Here are some nice things I've noticed about hearing less well: People who want to talk with me must come closer. Conversations feel more intimate, and I have the full attention of my conversational partners, as they watch to be sure I'm understanding them. People get to the point more quickly, with less non-essential chatter.
Here's what I hate: Missing conversations a few feet away, having to say "what?" a lot, missing the topic sentence of others' conversations, not understanding the high pitched, soft voices of my grandchildren, distortion of voices and music on my car radio, using a cell phone.
My concerned doctors have been trying to figure out the source of all these changes, but alas the mystery continues, in spite of angiograms, MRI's, lumbar puncture, and various auditory tests.
My wonderful family is supportive, and concerned, even as my adult children worry that this might happen to them. My loving husband, who always enjoys a good conversation -- even room-to-room -- with the TV on -- finds it frustrating to talk with me. But (thank you, Norman) he's conscientiously trying to find just the right loudness level as we speak at a new closer range. Together, we've begun to enjoy a nightly Netflix foreign film with sub-titles or closed caption. I've started to teach him some basic sign language and finger spelling. I had an uncle who was deafened by meningitis at a young age, so all my family learned finger spelling to communicate with him. As a kid I taught it to my friends so we could converse silently and secretly during rest hour at camp. My children learned it as well, as a game. It will certainly come in handy now.
I have always thought of myself as healthy, optimistic, and adaptable, so as I grieve this significant loss. I try to adjust to my new reality, to focus on what I still can hear, rather than what has disappeared. My new mantra to those trying to talk with me is "face-to-face in a quiet place."
I watch children born deaf, happily play in the waiting room of the audiology clinic, a reminder that life can be lived fully, albeit a little differently. Many of the children are sporting cochlear implant devices. They are working to gain the experience of sound, a commodity we all so often take for granted.

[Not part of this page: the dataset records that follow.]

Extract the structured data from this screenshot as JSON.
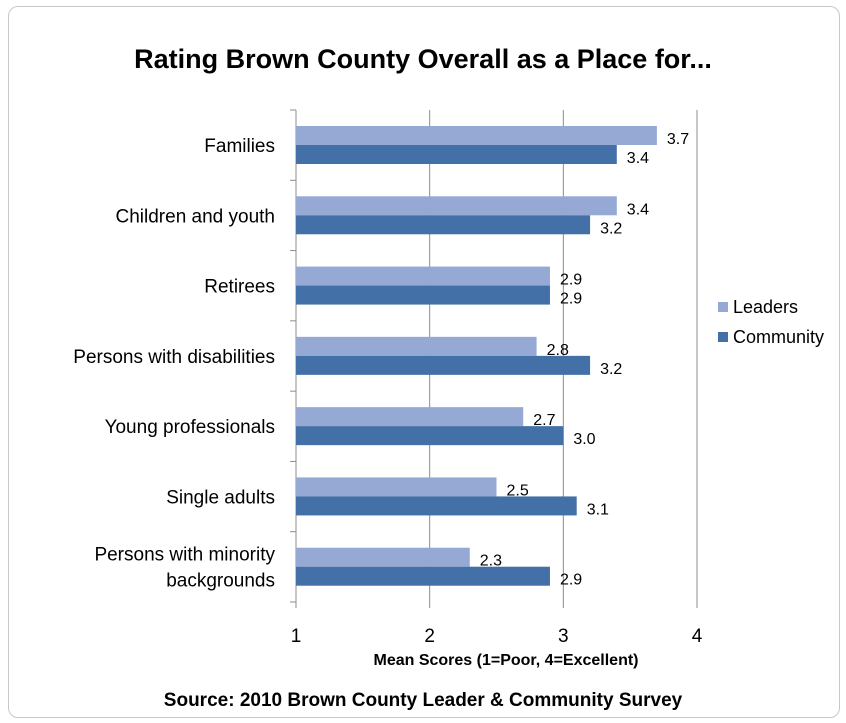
{
  "chart_data": {
    "type": "bar",
    "orientation": "horizontal",
    "title": "Rating Brown County Overall as a Place for...",
    "xlabel": "Mean Scores (1=Poor,  4=Excellent)",
    "source": "Source:  2010 Brown County Leader & Community  Survey",
    "categories": [
      "Families",
      "Children and youth",
      "Retirees",
      "Persons with disabilities",
      "Young professionals",
      "Single adults",
      "Persons with minority backgrounds"
    ],
    "category_lines": [
      [
        "Families"
      ],
      [
        "Children and youth"
      ],
      [
        "Retirees"
      ],
      [
        "Persons with disabilities"
      ],
      [
        "Young professionals"
      ],
      [
        "Single adults"
      ],
      [
        "Persons with minority",
        "backgrounds"
      ]
    ],
    "series": [
      {
        "name": "Leaders",
        "color": "#95a9d4",
        "values": [
          3.7,
          3.4,
          2.9,
          2.8,
          2.7,
          2.5,
          2.3
        ],
        "labels": [
          "3.7",
          "3.4",
          "2.9",
          "2.8",
          "2.7",
          "2.5",
          "2.3"
        ]
      },
      {
        "name": "Community",
        "color": "#4470a8",
        "values": [
          3.4,
          3.2,
          2.9,
          3.2,
          3.0,
          3.1,
          2.9
        ],
        "labels": [
          "3.4",
          "3.2",
          "2.9",
          "3.2",
          "3.0",
          "3.1",
          "2.9"
        ]
      }
    ],
    "xlim": [
      1,
      4
    ],
    "xticks": [
      "1",
      "2",
      "3",
      "4"
    ],
    "grid": true,
    "legend_position": "right"
  }
}
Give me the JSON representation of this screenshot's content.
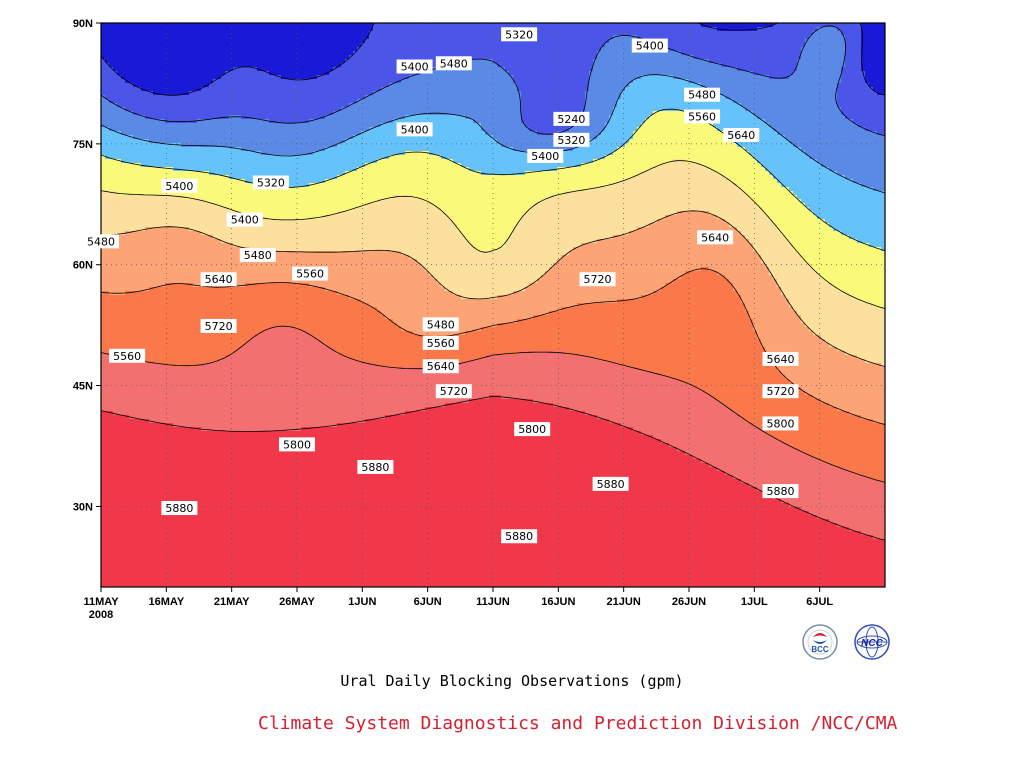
{
  "chart_data": {
    "type": "contour",
    "title": "Ural Daily Blocking Observations (gpm)",
    "credit": "Climate System Diagnostics and Prediction Division /NCC/CMA",
    "x_tick_labels": [
      "11MAY",
      "16MAY",
      "21MAY",
      "26MAY",
      "1JUN",
      "6JUN",
      "11JUN",
      "16JUN",
      "21JUN",
      "26JUN",
      "1JUL",
      "6JUL"
    ],
    "x_year_label": "2008",
    "y_tick_labels": [
      "30N",
      "45N",
      "60N",
      "75N",
      "90N"
    ],
    "y_ticks": [
      30,
      45,
      60,
      75,
      90
    ],
    "x_range": [
      "2008-05-11",
      "2008-07-10"
    ],
    "y_range": [
      20,
      90
    ],
    "contour_levels": [
      5240,
      5320,
      5400,
      5480,
      5560,
      5640,
      5720,
      5800,
      5880
    ],
    "level_colors": [
      "#1a1ad6",
      "#4b56e8",
      "#5a8ae6",
      "#66c2fa",
      "#fafa7a",
      "#fce09e",
      "#fca476",
      "#fa784a",
      "#f27070",
      "#f0384a"
    ],
    "grid": "dotted",
    "contour_labels": [
      {
        "text": "5320",
        "date": "2008-06-12",
        "lat": 88.6
      },
      {
        "text": "5400",
        "date": "2008-06-04",
        "lat": 84.6
      },
      {
        "text": "5480",
        "date": "2008-06-07",
        "lat": 85.0
      },
      {
        "text": "5400",
        "date": "2008-06-22",
        "lat": 87.2
      },
      {
        "text": "5480",
        "date": "2008-06-26",
        "lat": 81.1
      },
      {
        "text": "5560",
        "date": "2008-06-26",
        "lat": 78.4
      },
      {
        "text": "5240",
        "date": "2008-06-16",
        "lat": 78.1
      },
      {
        "text": "5320",
        "date": "2008-06-16",
        "lat": 75.5
      },
      {
        "text": "5400",
        "date": "2008-06-14",
        "lat": 73.5
      },
      {
        "text": "5400",
        "date": "2008-06-04",
        "lat": 76.8
      },
      {
        "text": "5640",
        "date": "2008-06-29",
        "lat": 76.1
      },
      {
        "text": "5400",
        "date": "2008-05-17",
        "lat": 69.8
      },
      {
        "text": "5320",
        "date": "2008-05-24",
        "lat": 70.2
      },
      {
        "text": "5400",
        "date": "2008-05-22",
        "lat": 65.6
      },
      {
        "text": "5480",
        "date": "2008-05-11",
        "lat": 62.9
      },
      {
        "text": "5480",
        "date": "2008-05-23",
        "lat": 61.2
      },
      {
        "text": "5640",
        "date": "2008-06-27",
        "lat": 63.4
      },
      {
        "text": "5560",
        "date": "2008-05-27",
        "lat": 58.9
      },
      {
        "text": "5640",
        "date": "2008-05-20",
        "lat": 58.2
      },
      {
        "text": "5720",
        "date": "2008-06-18",
        "lat": 58.2
      },
      {
        "text": "5720",
        "date": "2008-05-20",
        "lat": 52.4
      },
      {
        "text": "5480",
        "date": "2008-06-06",
        "lat": 52.6
      },
      {
        "text": "5560",
        "date": "2008-05-13",
        "lat": 48.7
      },
      {
        "text": "5560",
        "date": "2008-06-06",
        "lat": 50.3
      },
      {
        "text": "5640",
        "date": "2008-06-06",
        "lat": 47.4
      },
      {
        "text": "5640",
        "date": "2008-07-02",
        "lat": 48.3
      },
      {
        "text": "5720",
        "date": "2008-06-07",
        "lat": 44.3
      },
      {
        "text": "5720",
        "date": "2008-07-02",
        "lat": 44.3
      },
      {
        "text": "5800",
        "date": "2008-05-26",
        "lat": 37.7
      },
      {
        "text": "5800",
        "date": "2008-06-13",
        "lat": 39.6
      },
      {
        "text": "5800",
        "date": "2008-07-02",
        "lat": 40.3
      },
      {
        "text": "5880",
        "date": "2008-06-01",
        "lat": 34.9
      },
      {
        "text": "5880",
        "date": "2008-06-19",
        "lat": 32.8
      },
      {
        "text": "5880",
        "date": "2008-05-17",
        "lat": 29.8
      },
      {
        "text": "5880",
        "date": "2008-07-02",
        "lat": 31.9
      },
      {
        "text": "5880",
        "date": "2008-06-12",
        "lat": 26.3
      }
    ]
  },
  "logos": {
    "left_name": "bcc-logo",
    "left_text": "BCC",
    "right_name": "ncc-logo",
    "right_text": "NCC"
  }
}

I'm starting to read up on cochlear implants, for I feel a compelling need to hear better. I appreciate more than ever the importance of audition in my life, for socialization, communication, entertainment, and the enjoyment of environmental sounds. Did I mention that as a speech-language pathologist I am now an oxymoron? This looks like the end of my long and most satisfying career.
Back to my audiologist for yet another hearing aid tuning. As he increases the power of my aids one more time, he tells me I am now indeed within the range of candidacy for a cochlear implant. Perhaps I'll join the 60,000 adults in this country who have those robotic ears. I feel very fortunate that there's a viable option for some improvement ahead.
What's your experience with hearing loss?